In Hong terkejut dan memandang dara remaja itu.
“Apa maksudmu? Aku cemburu? Cemburu bagaimana dan kepada siapa?”
“Cemburu kepadaku, enci In Hong, karena aku... aku dan Houw-ko...”
“Hushh, sembarangan saja kau bicara! Engkau manis, sudah sepatutnya kalau ada orang jatuh cinta kepadamu. Akan tetapi hati-hatilah, Yalima, laki-laki sukar untuk dapat dipercaya. Aku khawatir kalau seorang semanis engkau sampai kelak harus mengalami patah hati seperti yang lain...”
“Seperti yang lain siapa, enci?”
In Hong tidak menjawab, mengenang kehidupan gurunya dan para bibi anggauta Giok-hong-pang.
“Seperti siapa, enci? Apakah engkau pernah patah hati karena cinta, enci?”
“Hushh!” In Hong tersenyum dan mencubit dagu yang meruncing manis itu. “Jangan bicara yang bukan-bukan. Aku tidak akan jatuh cinta karenanya aku tidak akan bisa patah hati.”
“Aku tidak percaya, enci. Orang secantik engkau, seperti Kwan Im Pouwsat... mana mungkin... pasti banyak yang akan jatuh cinta kepadamu, dan kalau... kalau kau berjumpa dengan Houw-ko aku yakin...” Dara itu memandang penuh kekhawatiran.
“Hemm, kau rasa bagaimana?”
In Hong sudah siap untuk mendampratnya kalau dara itu berani mengatakan bahwa dia akan jatuh cinta kepada Bun Houw.
“Kurasa enci tidak akan bisa membencinya. Dia begitu baik, begitu gagah...”
In Hong tersenyum lebar.
“Tentu saja, karena itu engkau mencintanya. Sudahlah, kau tidurlah. Aku sudah mengambil keputusan untuk segera pergi dari sini, terus terang saja aku tidak suka bersama-sama dengan gurumu, Yalima.”

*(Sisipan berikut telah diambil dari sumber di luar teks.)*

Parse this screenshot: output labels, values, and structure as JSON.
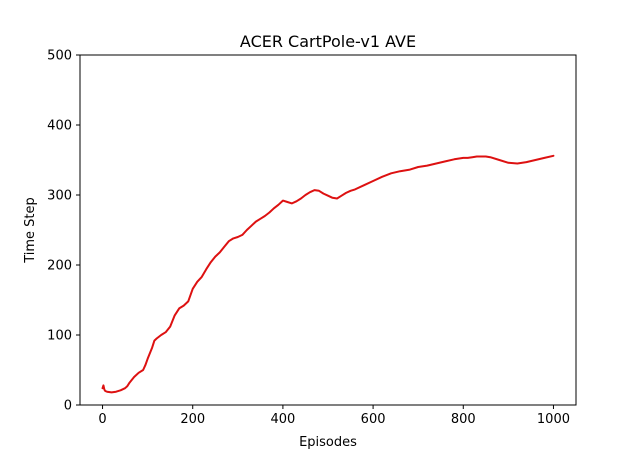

“Aku juga sebenarnya tidak suka padanya, enci.”
“Eh?? Apa ini? Kau tidak suka kepada gurumu? Kalau begitu, kau pergi bersamaku saja!”
“Mengapa enci ingin pergi mengajak aku?”
“Entahlah, aku suka padamu dan... agaknya aku membutuhkan seorang sahabat.”
“Sayang, aku tidak bisa meninggalkan guruku, enci.”
“Mengapa? Aku bisa mencarikan pacarmu itu untukmu, aku tanggung dapat kutemukan dia dan kupaksa dia menikah denganmu.”